# CC's on air



## B.A.G (Dec 5, 2010)

Hello everyone
i don't know if this thread already exists but lets post all pics of Cc's on air ride right here 

I'll start with 2 CC of my country (Belgium):





Grtz


----------



## [email protected] (Feb 19, 2010)

user passat_98 had one: http://forums.vwvortex.com/showthread.php?4138152-bagged-CC-build-thread


----------



## passat_98 (Mar 31, 2007)

here's my old one


----------



## passat_98 (Mar 31, 2007)

beat me to it Will, but you gotta post the good pics


----------



## passat_98 (Mar 31, 2007)

and don't forget this abomination


----------



## reynolds9000 (Oct 16, 2003)

I wil own a CC one day. In my opinion, it's hands down the best looking car VW has ever made. 

More pictures!


----------



## kimchi29 (Sep 15, 2008)

passat_98 said:


> and don't forget this abomination


Thank goodness you didnt post the interior i want to keep my breakfast down


----------



## B.A.G (Dec 5, 2010)

This is a German CC and I've seen this car last year in Germany. the car is to extreme for me but its a demo car for a shop 
I have ordered one CC too and I will put air ride on it. that's the reason why i'm looking for some more pictures..

Here in Europe they are very rare!


----------



## d.tek (Nov 28, 2004)

uhh, where's niculs?!


----------



## passat_98 (Mar 31, 2007)

I was trying to make mine look good for a while


----------



## Mr.Tan (Jun 9, 2004)

passat_98 said:


> I was trying to make mine look good for a while


i had to quote this, is my favorite CC to date....


doin it right


----------



## B.A.G (Dec 5, 2010)

passat_98 said:


> I was trying to make mine look good for a while



Matt any idea about the size and ofset of these wheels.
this one and your CC are the hottest on earth !!


----------



## passat_98 (Mar 31, 2007)

B.A.G said:


> Matt any idea about the size and ofset of these wheels.
> this one and your CC are the hottest on earth !!


I know bagged cc's and it is my prossional opinion that this is the hottest cc on earth. 

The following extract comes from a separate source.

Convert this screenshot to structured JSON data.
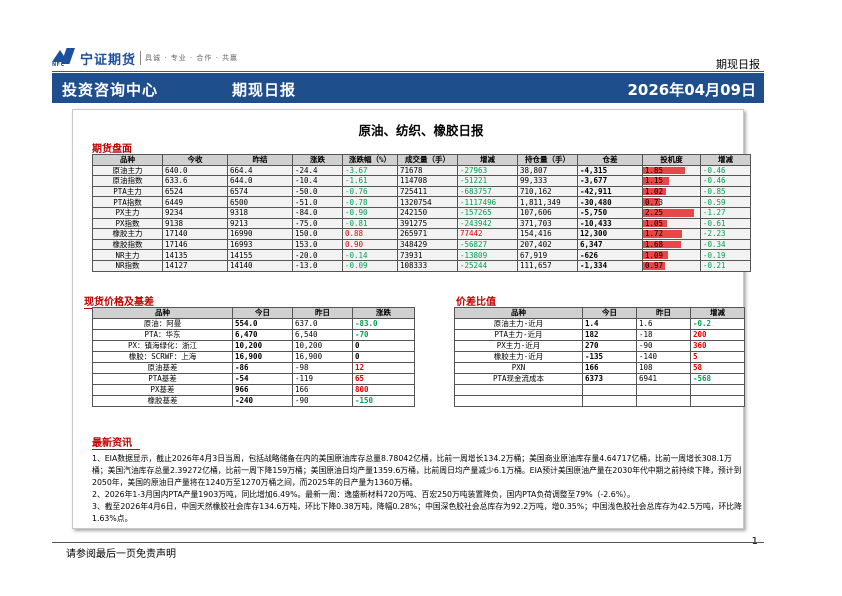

I don't have specs on the wheels other than I know they are images. There's a thread somewhere in the airride forum with more info.


----------



## SKIDMRK (Sep 15, 2001)

passat_98 said:


>


damnit, never realized you did that license plate. now i feel like a boob. :facepalm:


----------



## Ben from RI (Jun 5, 2009)

the brown cc above - the owner's name is "fookerbob" as for the wheels I believe those are image 88's? someone correct me if i'm wrong. I've only seen 2 sets, this one and the one on the mkiv


----------



## kimchi29 (Sep 15, 2008)

Ben from RI said:


> the brown cc above - the owner's name is "fookerbob" as for the wheels I believe those are image 88's? someone correct me if i'm wrong. I've only seen 2 sets, this one and the one on the mkiv


correct. hes a local socal guy, his ride is CHEERRYYY


----------